One in five Jewish day-school students may, at one time or another, grapple with a learning disability, according to a local learning specialist.
With that in mind, many area day schools have adopted special-education programs to help strugglers keep up with their peers.
Those programs, however, are in jeopardy as several grants, which support up to a third of the cost for special education at six Bay Area day schools, near expiration.
The grants provided by the S.F.-based Ziff Foundation vary in amount by school and help to pay the salaries of learning specialists.
Now that the programs receive funds from local Jewish federations, Koret and other donors, Ziff officials plan to ease off on such aid, which was intended only to get the programs off the ground. Ziff will continue the yearly grants until 1999, giving the schools time to raise additional money.
"We feel that we've accomplished our goal," said Lela Sarnat, Ziff president. There are "thriving substantial programs in four of the day schools and new programs in some of the others."
The six recipient schools include the Mid-Peninsula Jewish Community Day School in Palo Alto, the South Peninsula Hebrew Day School in Sunnyvale, the Jewish Day School of the North Peninsula in San Mateo, Oakland Hebrew Day School and campuses of Brandeis Hillel Day School in San Francisco and San Rafael.
At Brandeis Hillel in San Francisco, learning specialist Yael Weinreb has run the school's special-ed program since it started four years ago. In the beginning, the Ziff grant paid for 50 percent of the program.

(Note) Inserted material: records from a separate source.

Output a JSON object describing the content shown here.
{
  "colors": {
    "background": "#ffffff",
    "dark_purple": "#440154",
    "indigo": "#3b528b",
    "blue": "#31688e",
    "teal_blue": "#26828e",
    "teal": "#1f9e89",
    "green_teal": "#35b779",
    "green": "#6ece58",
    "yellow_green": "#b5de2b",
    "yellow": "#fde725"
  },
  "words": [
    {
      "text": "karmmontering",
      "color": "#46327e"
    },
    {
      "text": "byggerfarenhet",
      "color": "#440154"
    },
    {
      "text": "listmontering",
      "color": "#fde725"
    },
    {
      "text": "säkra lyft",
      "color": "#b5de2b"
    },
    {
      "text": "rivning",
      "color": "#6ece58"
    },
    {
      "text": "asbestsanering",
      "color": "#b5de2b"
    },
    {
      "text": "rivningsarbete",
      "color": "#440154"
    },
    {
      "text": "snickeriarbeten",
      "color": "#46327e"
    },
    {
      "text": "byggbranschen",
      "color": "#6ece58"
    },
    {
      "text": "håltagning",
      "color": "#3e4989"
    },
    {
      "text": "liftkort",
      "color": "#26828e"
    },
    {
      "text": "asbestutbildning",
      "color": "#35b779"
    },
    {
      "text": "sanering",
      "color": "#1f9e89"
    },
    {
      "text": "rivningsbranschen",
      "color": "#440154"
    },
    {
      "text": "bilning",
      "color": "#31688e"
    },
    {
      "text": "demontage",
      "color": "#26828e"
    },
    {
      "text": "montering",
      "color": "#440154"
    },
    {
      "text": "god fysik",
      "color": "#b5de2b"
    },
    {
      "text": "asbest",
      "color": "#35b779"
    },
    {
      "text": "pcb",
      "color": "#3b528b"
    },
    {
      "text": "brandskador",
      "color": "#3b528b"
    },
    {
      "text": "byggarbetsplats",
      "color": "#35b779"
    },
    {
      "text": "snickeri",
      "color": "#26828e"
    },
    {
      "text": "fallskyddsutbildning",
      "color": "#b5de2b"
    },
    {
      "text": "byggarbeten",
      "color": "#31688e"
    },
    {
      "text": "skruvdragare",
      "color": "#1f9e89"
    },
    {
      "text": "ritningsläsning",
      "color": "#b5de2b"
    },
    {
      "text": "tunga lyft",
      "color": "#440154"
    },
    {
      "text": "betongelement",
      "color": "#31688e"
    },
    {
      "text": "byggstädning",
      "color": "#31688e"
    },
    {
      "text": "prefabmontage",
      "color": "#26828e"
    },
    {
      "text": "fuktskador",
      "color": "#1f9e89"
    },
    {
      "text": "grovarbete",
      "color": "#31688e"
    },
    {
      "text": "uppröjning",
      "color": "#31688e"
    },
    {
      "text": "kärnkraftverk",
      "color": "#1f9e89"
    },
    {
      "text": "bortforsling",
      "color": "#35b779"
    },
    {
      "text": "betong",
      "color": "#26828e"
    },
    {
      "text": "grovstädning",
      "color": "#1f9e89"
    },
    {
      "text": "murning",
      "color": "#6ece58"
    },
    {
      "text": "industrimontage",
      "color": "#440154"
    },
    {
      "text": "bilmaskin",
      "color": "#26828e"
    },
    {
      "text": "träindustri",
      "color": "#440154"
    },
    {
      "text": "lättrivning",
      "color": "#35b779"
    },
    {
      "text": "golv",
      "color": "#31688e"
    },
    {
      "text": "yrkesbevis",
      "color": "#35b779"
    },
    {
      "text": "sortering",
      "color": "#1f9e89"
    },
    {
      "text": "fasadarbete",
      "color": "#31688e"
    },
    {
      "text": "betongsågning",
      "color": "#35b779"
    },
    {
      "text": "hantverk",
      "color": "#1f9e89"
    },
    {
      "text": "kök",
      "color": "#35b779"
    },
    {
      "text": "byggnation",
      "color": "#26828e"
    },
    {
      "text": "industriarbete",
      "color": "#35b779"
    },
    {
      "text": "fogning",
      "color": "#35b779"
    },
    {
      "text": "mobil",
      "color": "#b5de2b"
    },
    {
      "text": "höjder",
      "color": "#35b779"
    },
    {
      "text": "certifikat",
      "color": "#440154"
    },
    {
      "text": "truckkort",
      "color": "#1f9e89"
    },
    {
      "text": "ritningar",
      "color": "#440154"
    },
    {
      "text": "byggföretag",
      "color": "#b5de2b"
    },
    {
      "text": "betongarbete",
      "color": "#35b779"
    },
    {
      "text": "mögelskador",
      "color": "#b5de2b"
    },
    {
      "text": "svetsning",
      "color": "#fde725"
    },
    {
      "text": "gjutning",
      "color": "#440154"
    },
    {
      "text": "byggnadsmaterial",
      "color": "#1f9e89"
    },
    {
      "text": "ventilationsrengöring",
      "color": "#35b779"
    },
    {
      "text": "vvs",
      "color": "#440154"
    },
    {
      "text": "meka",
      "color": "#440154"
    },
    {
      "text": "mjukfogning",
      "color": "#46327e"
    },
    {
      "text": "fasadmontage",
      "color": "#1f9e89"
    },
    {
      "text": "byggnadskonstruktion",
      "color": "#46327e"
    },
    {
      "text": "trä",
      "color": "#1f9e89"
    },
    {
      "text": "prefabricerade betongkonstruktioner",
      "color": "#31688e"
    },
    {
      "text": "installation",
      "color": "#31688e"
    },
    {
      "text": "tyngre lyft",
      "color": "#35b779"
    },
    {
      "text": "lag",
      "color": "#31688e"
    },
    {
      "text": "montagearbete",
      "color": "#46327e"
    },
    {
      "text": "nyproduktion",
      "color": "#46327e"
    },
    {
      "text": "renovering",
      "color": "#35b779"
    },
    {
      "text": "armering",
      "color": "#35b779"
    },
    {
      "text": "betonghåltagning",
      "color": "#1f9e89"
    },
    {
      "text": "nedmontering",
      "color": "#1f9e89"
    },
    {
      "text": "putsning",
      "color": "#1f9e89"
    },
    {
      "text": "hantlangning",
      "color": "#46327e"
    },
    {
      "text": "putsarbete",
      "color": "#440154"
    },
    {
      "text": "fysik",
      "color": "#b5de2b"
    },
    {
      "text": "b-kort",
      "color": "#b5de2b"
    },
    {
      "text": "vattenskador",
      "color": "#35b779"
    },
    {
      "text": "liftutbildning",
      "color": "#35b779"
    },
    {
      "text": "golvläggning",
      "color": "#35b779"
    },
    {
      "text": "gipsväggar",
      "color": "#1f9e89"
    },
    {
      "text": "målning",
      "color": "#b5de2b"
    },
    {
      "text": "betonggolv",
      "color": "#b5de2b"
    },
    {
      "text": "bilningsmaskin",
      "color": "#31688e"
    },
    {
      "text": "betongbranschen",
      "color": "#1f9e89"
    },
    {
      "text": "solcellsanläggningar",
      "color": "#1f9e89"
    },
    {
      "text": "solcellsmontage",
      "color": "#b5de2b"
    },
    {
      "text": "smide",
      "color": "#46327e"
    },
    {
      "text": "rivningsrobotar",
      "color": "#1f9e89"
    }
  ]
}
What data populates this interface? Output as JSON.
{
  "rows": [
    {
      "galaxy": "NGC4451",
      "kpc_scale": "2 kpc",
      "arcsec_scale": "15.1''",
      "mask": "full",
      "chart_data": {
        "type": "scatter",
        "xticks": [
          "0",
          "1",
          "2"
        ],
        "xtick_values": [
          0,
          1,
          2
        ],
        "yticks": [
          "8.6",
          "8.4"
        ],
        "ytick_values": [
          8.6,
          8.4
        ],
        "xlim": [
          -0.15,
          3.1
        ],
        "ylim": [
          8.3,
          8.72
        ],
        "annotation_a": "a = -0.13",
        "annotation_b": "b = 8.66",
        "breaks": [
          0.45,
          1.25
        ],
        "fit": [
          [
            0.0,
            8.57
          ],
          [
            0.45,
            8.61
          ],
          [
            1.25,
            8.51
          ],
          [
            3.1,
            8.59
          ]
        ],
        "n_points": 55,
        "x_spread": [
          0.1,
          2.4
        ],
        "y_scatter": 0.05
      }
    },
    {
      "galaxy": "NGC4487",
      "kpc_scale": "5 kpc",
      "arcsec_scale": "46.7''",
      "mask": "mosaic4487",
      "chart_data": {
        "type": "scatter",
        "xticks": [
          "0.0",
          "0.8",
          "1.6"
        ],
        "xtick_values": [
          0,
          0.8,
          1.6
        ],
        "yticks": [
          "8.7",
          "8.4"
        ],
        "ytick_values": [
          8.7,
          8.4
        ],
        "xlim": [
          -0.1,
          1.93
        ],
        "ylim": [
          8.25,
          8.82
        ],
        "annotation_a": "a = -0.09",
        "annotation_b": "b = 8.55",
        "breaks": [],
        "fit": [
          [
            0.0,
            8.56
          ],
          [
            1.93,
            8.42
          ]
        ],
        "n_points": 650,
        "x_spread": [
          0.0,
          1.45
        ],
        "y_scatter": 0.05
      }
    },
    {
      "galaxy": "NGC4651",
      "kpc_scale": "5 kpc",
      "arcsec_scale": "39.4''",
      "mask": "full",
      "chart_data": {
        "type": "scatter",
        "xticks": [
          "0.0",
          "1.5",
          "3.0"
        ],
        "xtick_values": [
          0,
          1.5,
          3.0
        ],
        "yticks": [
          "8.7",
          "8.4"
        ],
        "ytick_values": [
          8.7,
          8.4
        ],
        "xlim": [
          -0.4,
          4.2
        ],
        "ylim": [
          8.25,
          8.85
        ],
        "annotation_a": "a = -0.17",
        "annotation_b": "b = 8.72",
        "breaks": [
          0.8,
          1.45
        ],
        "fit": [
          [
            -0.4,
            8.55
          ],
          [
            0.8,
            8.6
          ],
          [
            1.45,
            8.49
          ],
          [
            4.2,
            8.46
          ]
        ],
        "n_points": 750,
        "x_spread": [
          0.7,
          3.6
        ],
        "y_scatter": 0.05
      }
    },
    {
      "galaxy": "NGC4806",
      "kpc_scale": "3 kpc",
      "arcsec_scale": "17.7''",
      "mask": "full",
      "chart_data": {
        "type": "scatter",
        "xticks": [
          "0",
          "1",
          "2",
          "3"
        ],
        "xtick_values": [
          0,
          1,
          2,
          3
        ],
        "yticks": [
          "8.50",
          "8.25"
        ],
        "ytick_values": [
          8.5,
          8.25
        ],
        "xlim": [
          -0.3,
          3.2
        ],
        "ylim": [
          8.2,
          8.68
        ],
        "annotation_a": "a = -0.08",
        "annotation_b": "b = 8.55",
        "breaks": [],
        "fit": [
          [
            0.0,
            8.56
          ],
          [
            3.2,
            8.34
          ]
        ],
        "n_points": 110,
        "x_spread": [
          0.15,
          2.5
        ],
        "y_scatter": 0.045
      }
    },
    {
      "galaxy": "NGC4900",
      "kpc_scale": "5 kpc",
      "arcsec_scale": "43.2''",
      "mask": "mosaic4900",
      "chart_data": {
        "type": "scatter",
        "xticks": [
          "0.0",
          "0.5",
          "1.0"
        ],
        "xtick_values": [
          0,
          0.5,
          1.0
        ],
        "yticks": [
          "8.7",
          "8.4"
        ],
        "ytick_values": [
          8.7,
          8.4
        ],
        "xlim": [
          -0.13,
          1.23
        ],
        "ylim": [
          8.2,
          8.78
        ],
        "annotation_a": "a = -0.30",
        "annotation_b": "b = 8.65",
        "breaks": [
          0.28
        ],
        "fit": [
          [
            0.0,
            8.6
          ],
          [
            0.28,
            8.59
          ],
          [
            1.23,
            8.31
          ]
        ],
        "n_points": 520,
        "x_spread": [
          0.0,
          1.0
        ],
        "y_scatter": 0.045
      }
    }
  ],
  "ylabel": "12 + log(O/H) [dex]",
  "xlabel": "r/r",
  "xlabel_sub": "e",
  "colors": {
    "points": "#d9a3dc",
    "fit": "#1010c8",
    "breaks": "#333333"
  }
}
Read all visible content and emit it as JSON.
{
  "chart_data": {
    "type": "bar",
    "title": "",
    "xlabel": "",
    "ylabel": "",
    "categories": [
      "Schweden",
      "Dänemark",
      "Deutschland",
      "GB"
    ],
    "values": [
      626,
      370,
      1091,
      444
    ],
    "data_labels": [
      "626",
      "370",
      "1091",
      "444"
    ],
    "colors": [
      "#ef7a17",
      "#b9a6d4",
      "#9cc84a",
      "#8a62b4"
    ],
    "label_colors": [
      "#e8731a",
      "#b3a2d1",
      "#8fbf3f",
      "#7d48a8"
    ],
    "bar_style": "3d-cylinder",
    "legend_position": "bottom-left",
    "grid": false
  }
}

Weinreb understands how valuable that money has become; she recently saw some of her first students graduate with peers their age.
"We try not to let kids fall through the cracks. Our goal is to keep them in school," she said.
Weinreb's job starts when a teacher or parent suspects that a child is having trouble academically. She then evaluates the student or sends them to a private evaluator for more intensive testing.
The test results, she explained, could fall anywhere in a wide range of learning disabilities, from those that require remedial education to specialized lessons for gifted children who are markedly deficient in other areas.
After the testing, Weinreb designs a personalized academic plan for each child, consulting with the student's teachers and parents, and may work individually with the child.
The program is designed to keep pace with a rigorous schoolwide curriculum, meaning that special-ed curricula also are intensive. And with most special-ed kids matriculating on schedule for their age, something appears to be working.
At many Jewish day schools, Weinreb explains, "the academic level is higher [than at public schools] and kids reach a frustration level earlier. With smaller classes, [typical of day schools], teachers tend to pick up faster" on a learning disability.
Despite the high cost of special ed, parents of learning disabled children do not pay extra tuition. As a result, Brandeis Hillel must raise in excess of $100,000 a year to pay for the program.
Charging parents extra is not a realistic option, administrators said, since most families already pay about $9,000 for a high-caliber education. Many would be hard-pressed to pay for both.
The alternatives to day-school special ed are not attractive options for most Jewish parents — send the kids to a public school, which is required by state law to provide free special education, sacrificing their Jewish education, or pay for a private learning specialist in addition to day-school tuition.
Like Brandeis Hillel, other area day schools also absorb the extra cost of special education.
"This is the responsibility of the community," said Henry Shreibman, the head of Brandeis Hillel. "These are our Jewish children."